TeeVee

A television set did not arrive at the house until I was five. This, observers suppose, explains a lot.

Ostensibly, it was purchased and installed to celebrate that grand occasion.

But, as quickly became clear, the half-decade marker of distinction had little to do with the appliance’s arrival. Very little.

Though almost immediately well-known to be a destroyer of morals and minds – as had radio and movies and comic books before TV – adults, apparently, were immune to such dysfunctional effects of the medium. Or maybe it was the sensitive fingertips that adults possessed and kids didn’t know enough to even yearn for.

The TV’s channel selector – a rotary dial device that made an audible “Clunk!” when moved clockwise or counterclockwise from station to station – was managed by grown-ups. (Funny expression.) And grown-ups selected such fare as Leonard Bernstein and another guy who goofed around on the piano, Victor Borge.

While child-appropriate, educational TV was available – from Little Rascals to Laurel and Hardy and other sophisticated comedians, plus drama in the Wild West, Hopalong Cassidy – children, including and maybe especially me, rarely had access. In fact, one had to go to the neighbor’s, where friendly, understanding and liberal parents lived, to enjoy these high-brow, black and white 30-minute operas.

All of this, of course, explains much about why Baby Boomers are the way they are.
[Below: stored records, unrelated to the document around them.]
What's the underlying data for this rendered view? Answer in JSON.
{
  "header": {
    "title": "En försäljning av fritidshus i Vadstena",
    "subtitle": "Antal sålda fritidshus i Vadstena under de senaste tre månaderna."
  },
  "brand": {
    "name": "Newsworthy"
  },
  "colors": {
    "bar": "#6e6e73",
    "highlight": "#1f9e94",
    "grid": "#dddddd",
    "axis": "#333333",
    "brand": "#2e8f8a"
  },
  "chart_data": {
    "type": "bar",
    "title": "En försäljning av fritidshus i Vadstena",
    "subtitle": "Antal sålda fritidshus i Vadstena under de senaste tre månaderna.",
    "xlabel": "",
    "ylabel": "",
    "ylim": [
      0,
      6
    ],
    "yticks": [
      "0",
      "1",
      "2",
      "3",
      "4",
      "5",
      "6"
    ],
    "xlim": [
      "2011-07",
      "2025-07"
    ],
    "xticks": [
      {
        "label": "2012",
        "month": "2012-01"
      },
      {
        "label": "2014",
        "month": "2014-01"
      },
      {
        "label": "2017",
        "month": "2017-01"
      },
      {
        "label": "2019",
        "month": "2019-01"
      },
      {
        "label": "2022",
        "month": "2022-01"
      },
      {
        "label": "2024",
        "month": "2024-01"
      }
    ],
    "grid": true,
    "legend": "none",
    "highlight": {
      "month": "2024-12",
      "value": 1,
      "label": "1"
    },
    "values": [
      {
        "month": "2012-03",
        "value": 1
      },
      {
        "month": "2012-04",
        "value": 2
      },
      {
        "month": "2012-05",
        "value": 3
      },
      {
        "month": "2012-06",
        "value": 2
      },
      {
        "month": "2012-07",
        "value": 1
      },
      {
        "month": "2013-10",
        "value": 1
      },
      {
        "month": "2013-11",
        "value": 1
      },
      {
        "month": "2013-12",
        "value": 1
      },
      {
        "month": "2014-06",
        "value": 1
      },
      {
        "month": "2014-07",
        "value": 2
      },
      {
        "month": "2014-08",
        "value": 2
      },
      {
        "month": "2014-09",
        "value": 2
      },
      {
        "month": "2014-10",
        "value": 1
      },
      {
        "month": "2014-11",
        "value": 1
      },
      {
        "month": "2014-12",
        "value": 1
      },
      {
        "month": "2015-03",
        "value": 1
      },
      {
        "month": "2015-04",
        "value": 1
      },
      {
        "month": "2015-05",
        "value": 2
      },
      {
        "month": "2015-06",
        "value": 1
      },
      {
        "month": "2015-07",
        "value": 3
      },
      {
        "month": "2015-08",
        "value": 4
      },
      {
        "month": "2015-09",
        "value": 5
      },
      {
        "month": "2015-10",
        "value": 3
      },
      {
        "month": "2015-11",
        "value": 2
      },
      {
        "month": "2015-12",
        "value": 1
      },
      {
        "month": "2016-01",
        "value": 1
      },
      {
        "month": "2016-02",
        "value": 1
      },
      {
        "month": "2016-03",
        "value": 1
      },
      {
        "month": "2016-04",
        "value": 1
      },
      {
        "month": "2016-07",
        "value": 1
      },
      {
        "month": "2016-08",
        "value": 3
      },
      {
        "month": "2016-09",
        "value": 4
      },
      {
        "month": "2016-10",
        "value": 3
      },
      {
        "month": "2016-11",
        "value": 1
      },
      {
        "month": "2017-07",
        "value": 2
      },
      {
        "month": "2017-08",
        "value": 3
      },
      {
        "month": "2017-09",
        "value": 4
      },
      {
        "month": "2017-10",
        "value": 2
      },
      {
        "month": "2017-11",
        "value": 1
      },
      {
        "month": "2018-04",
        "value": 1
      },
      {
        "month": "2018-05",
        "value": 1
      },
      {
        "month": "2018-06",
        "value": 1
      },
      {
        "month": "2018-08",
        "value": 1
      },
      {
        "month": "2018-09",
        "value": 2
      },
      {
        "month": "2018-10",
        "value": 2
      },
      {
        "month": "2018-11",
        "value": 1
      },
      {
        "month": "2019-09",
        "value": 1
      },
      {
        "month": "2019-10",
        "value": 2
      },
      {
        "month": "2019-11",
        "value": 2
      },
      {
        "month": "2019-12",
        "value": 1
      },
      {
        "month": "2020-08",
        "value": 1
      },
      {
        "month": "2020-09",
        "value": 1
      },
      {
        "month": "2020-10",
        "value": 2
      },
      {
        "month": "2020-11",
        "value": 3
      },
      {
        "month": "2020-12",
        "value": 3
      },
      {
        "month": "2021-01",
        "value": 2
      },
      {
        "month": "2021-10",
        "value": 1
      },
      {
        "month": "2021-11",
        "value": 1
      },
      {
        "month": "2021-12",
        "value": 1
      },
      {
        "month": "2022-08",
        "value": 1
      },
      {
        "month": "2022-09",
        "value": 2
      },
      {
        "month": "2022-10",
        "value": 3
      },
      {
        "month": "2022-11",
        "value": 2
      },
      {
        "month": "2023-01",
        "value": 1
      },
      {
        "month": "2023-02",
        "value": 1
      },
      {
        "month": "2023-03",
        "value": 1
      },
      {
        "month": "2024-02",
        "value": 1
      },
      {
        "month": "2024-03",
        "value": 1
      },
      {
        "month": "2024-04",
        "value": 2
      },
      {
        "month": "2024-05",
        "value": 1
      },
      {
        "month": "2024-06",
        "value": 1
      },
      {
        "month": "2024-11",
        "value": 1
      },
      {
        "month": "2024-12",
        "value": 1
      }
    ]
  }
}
Neither rock ‘n roll nor suburbanization – and it wasn’t Beatniks who became Hippies, or wacko conservative third party politicians (or their opposite) no more than transistor radios – explain any of it.

Nor was it the medium – TV – per se.

Rather, the ruthless rule of the channel, the programmatic pummeling of force-fed classical music, all under the power of well intentioned but poorly administered parenting determined the fate of an entire generation.

This is true. You can look it up.

Take away Lash Larue and see what happens. Ban “Top Cat” at your peril! And try convincing your kids that Officer Joe Bolton is a real cop that they really might encounter on the street one day are sure-ways to dissemble adult credibility.

The one saving grace: “Million Dollar Movie.” Ushered in by a swelling orchestral rendition of the theme from Gone With the Wind, a picture everyone could agree on, and occupy a running time nearly equal to the real Civil War.

It was, after all, a million-dollar movie. Big money in 1957. Practically the cost of the New TV.